The site bounded by Manchester, Lichfield and Peterborough Streets was one of five sites set aside by the Canterbury Association in the original survey of Christchurch, which was carried out during 1850. A church, the Chapel of Ease, was built on the site between 1858 and 1860. After St Michael and All Angels, it was the second Anglican church in Christchurch. The result was described as "ugly and barn-like". This first church had a frontage onto Peterborough Street, and it was extended in 1871 based on a design by Benjamin Mountfort. The Chapel of Ease was demolished in 1908.

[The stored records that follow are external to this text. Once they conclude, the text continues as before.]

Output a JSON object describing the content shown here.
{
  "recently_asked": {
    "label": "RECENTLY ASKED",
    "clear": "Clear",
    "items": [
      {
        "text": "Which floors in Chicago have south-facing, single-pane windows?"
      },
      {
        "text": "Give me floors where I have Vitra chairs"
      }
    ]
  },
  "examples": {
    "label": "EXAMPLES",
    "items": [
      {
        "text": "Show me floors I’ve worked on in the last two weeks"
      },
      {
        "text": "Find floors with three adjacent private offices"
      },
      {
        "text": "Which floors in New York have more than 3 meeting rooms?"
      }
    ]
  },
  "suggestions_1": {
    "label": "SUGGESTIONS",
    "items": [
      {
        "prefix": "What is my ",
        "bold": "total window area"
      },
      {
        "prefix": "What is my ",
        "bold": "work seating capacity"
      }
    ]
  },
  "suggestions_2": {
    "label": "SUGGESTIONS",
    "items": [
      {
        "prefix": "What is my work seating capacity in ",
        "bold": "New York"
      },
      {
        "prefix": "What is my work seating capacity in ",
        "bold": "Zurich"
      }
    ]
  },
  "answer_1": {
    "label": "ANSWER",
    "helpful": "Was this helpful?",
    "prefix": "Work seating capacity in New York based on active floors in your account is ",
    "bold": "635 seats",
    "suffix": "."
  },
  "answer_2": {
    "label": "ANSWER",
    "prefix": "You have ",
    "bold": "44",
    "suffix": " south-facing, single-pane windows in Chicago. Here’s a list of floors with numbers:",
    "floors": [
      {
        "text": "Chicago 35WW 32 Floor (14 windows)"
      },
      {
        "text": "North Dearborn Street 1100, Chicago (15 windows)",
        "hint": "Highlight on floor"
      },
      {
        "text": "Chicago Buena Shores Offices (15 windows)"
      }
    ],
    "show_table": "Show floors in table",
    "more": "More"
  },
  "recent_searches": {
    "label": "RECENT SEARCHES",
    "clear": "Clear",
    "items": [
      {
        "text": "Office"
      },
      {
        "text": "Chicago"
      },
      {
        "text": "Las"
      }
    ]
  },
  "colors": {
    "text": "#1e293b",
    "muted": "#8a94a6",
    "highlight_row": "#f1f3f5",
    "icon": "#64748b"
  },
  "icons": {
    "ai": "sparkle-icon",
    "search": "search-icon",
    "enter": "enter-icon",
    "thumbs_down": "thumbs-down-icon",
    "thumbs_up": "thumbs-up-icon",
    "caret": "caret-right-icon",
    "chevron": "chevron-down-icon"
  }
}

St Luke's was designed by Cyril Mountfort, the son of Benjamin Mountfort, in Gothic Revival style. St Luke's design is similar to two churches designed by Mountfort Senior in the 1880s; The Church of the Good Shepherd in Phillipstown (demolished in 2011) and St John's Cathedral in Napier (destroyed in the 1931 Hawke's Bay earthquake). The foundation stone was laid by Bishop Julius on 3 September 1908.

Construction took 13 months and the contract value was NZ£9,800. The church was consecrated on 17 October 1909 by Bishop Julius, and the sermon read by Archdeacon Averill.

Of the series of eight stamps issued by New Zealand Post for Christmas 1995, the four highest denominations ($0.80 to $1.80) depicted scenes from the stained glass windows of St Luke's.

The church was badly damaged in the February 2011 Christchurch earthquake, deconsecrated, and demolished the following July. The church can be seen in Gerard Symth's video chronicle of the earthquakes, When A City Falls.

The congregation is still meeting, despite the earthquake damage, and counselling services continue. Services are currently held in the Mary Potter Community Centre, and at the central-city Knox presbyterian church, as well as weekday morning prayer on the St Luke's site but the rebuilding of a church on the site is uncertain.

==Heritage registration==
The church was registered by the New Zealand Historic Places Trust as a Category II heritage building with registration number 3353. The adjacent St Luke's Vicarage was registered on 15 February 1990 as a Category I heritage building with registration number 3132 and remains standing, under restoration as a residential dwelling.